Wills & Estates for First Nations People

Note: The word “Indian” is used in this document only to reference the language used in the Indian Act and it is acknowledged that this is not the appropriate term to be used. The term Indigenous refers to individuals who self-identify as Métis, Inuit or First Nations (Status or non-Status). The proper term to describe someone who has historically been named an “Indian” is First Nations.

The wills and estates of First Nations People who are “ordinarily resident” on a reserve or on Crown Land are not governed by The Wills Act and The Intestate Succession Act, the legislation which applies to most Manitobans. Instead, they are governed by the Indian Act and the Indian Estates Regulation.

Who falls under this category?

Under the Indian Act, First Nations does not include Métis and Inuit people.

“Ordinarily resident” on a reserve means that an eligible First Nations person usually lives on a reserve and does not maintain a primary residence off a reserve. They may, however, temporarily live off a reserve for education purposes or to obtain care or services not available on a reserve, such as living in a long-term care home.

Making a Will

When drafting a will, there are differences in the procedural requirements. A First Nations person who ordinarily lives on a reserve or Crown Lands does not need to follow certain requirements required by provincial legislation, although it is a good idea to do so. The will must be a written document signed by the will-maker that indicates their wishes or intention with respect to the distribution of their property on their death.

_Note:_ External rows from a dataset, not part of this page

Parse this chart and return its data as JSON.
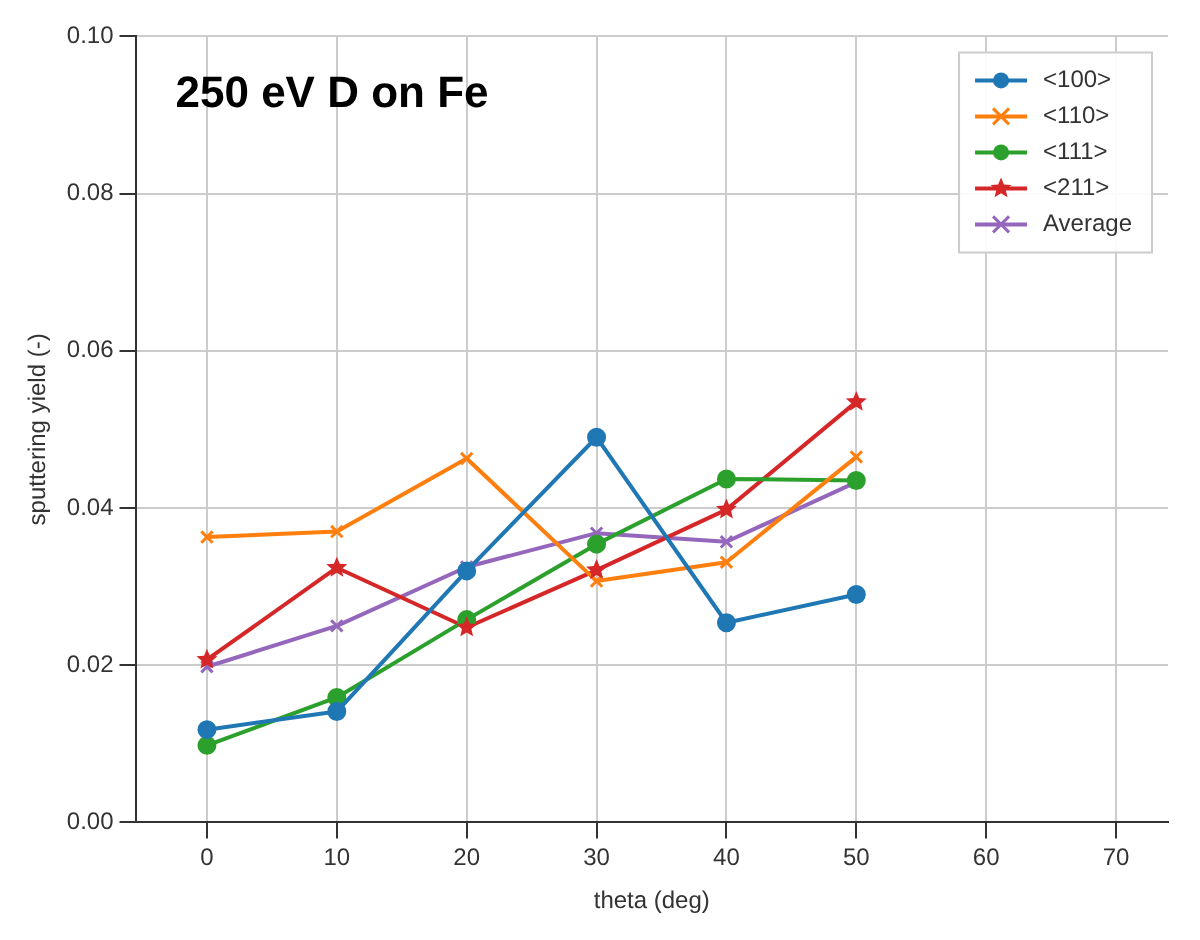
{
  "chart_data": {
    "type": "line",
    "title": "250 eV D on Fe",
    "xlabel": "theta (deg)",
    "ylabel": "sputtering yield (-)",
    "x": [
      0,
      10,
      20,
      30,
      40,
      50
    ],
    "series": [
      {
        "name": "<100>",
        "color": "#1f77b4",
        "marker": "circle",
        "values": [
          0.0118,
          0.0141,
          0.032,
          0.049,
          0.0254,
          0.029
        ]
      },
      {
        "name": "<110>",
        "color": "#ff7f0e",
        "marker": "cross",
        "values": [
          0.0363,
          0.037,
          0.0463,
          0.0307,
          0.0331,
          0.0465
        ]
      },
      {
        "name": "<111>",
        "color": "#2ca02c",
        "marker": "circle",
        "values": [
          0.0098,
          0.0159,
          0.0258,
          0.0354,
          0.0437,
          0.0435
        ]
      },
      {
        "name": "<211>",
        "color": "#d62728",
        "marker": "star",
        "values": [
          0.0207,
          0.0324,
          0.0248,
          0.0321,
          0.0398,
          0.0535
        ]
      },
      {
        "name": "Average",
        "color": "#9467bd",
        "marker": "cross",
        "values": [
          0.0198,
          0.025,
          0.0325,
          0.0368,
          0.0357,
          0.0433
        ]
      }
    ],
    "xlim": [
      -5.5,
      74
    ],
    "xticks": [
      0,
      10,
      20,
      30,
      40,
      50,
      60,
      70
    ],
    "ylim": [
      0,
      0.1
    ],
    "yticks": [
      {
        "value": 0,
        "label": "0.00"
      },
      {
        "value": 0.02,
        "label": "0.02"
      },
      {
        "value": 0.04,
        "label": "0.04"
      },
      {
        "value": 0.06,
        "label": "0.06"
      },
      {
        "value": 0.08,
        "label": "0.08"
      },
      {
        "value": 0.1,
        "label": "0.10"
      }
    ],
    "grid": true,
    "legend": "top right"
  }
}
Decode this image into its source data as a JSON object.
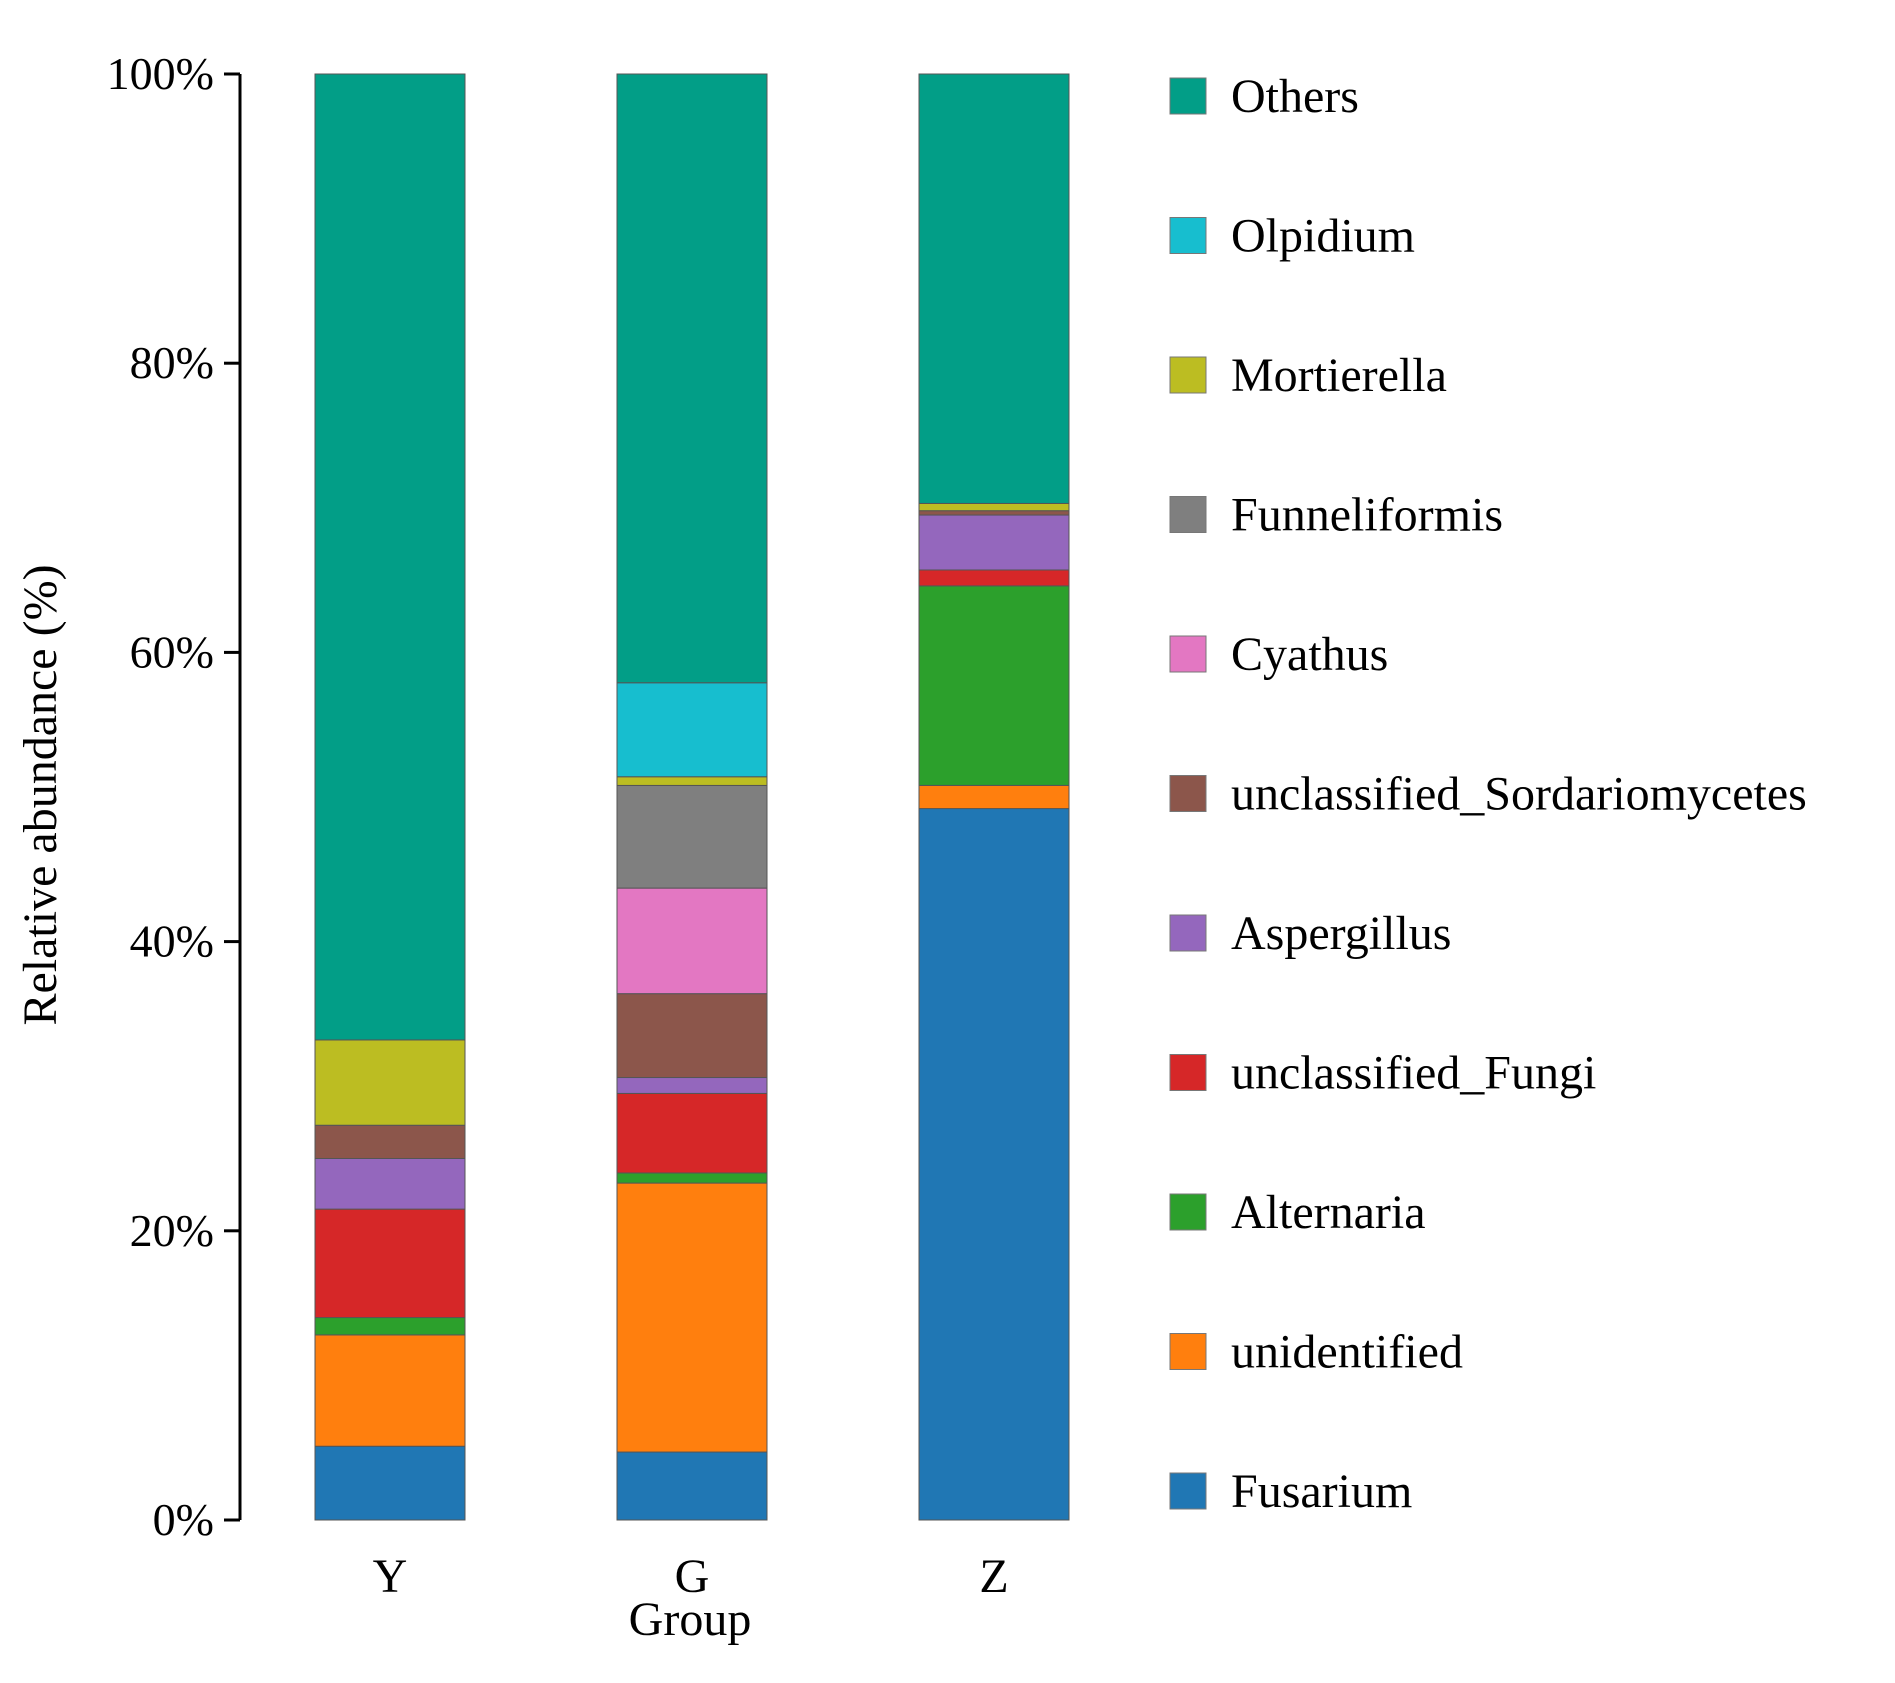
{
  "chart_data": {
    "type": "stacked-bar",
    "title": "",
    "xlabel": "Group",
    "ylabel": "Relative abundance (%)",
    "ylim": [
      0,
      100
    ],
    "yticks": [
      0,
      20,
      40,
      60,
      80,
      100
    ],
    "ytick_labels": [
      "0%",
      "20%",
      "40%",
      "60%",
      "80%",
      "100%"
    ],
    "categories": [
      "Y",
      "G",
      "Z"
    ],
    "legend_position": "right",
    "series": [
      {
        "name": "Fusarium",
        "color": "#2077b4",
        "values": [
          5.1,
          4.7,
          49.2
        ]
      },
      {
        "name": "unidentified",
        "color": "#ff7f0e",
        "values": [
          7.7,
          18.6,
          1.6
        ]
      },
      {
        "name": "Alternaria",
        "color": "#2ca02c",
        "values": [
          1.2,
          0.7,
          13.8
        ]
      },
      {
        "name": "unclassified_Fungi",
        "color": "#d62728",
        "values": [
          7.5,
          5.5,
          1.1
        ]
      },
      {
        "name": "Aspergillus",
        "color": "#9467bd",
        "values": [
          3.5,
          1.1,
          3.8
        ]
      },
      {
        "name": "unclassified_Sordariomycetes",
        "color": "#8c564b",
        "values": [
          2.3,
          5.8,
          0.3
        ]
      },
      {
        "name": "Cyathus",
        "color": "#e377c2",
        "values": [
          0.0,
          7.3,
          0.0
        ]
      },
      {
        "name": "Funneliformis",
        "color": "#7f7f7f",
        "values": [
          0.0,
          7.1,
          0.0
        ]
      },
      {
        "name": "Mortierella",
        "color": "#bcbd22",
        "values": [
          5.9,
          0.6,
          0.5
        ]
      },
      {
        "name": "Olpidium",
        "color": "#17becf",
        "values": [
          0.0,
          6.5,
          0.0
        ]
      },
      {
        "name": "Others",
        "color": "#029e87",
        "values": [
          66.8,
          42.1,
          29.7
        ]
      }
    ]
  }
}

These instructions must be clear and easy to understand.

One important difference under the Indian Act is a Will executed by a First Nations person does not have legal force until it is approved by the Minister of Indigenous Services or a court has granted probate under the Indian Act.

There are also important differences in how assets, such as land can be distributed. First Nations People can only distribute land located on reserve in their Will if it is registered in the Indian Land Registry System or under the First Nations Land Management Act (for bands that manage their own land).

What happens after death?

Upon the death of a First Nations Person ordinarily living on reserve or Crown Land, the procedures for administering an estate are governed by the Indian Act and the Indian Estates Regulation.

Some preliminary steps include:

  1. Obtaining a Death Certificate;
  2. Locating the Will;
  3. Notifying Indigenous Services Canada
    • Once the original Will has been located and the Death Certificate has been received, Indigenous Services Canada must be told of the death.
    • Indigenous Services Canada first confirms with the deceased’s First Nation that the deceased was both a registered “Indian” and “ordinarily resident” on reserve at the time of their death
  4. Obtaining Approval from Indigenous Services Canada
    • A will is not valid until it has been approved by the Minister of Indigenous Services.
    • The Will has to be approved by Indigenous Services Canada after the person is deceased and the Will cannot be acted on until Indigenous Services Canada has approved it.

Under section 46(2) of the Indian Act, if the Will is declared by the Minister to be void, the person who executed the will is deemed to have died intestate. The intestate distribution scheme is set out in the Indian Act.

It is important for us to know when preparing your estate planning document if you are a First Nation person who is “ordinarily resident” on reserve, as this will affect the preparation of your Last Will and Testament and estate planning documents.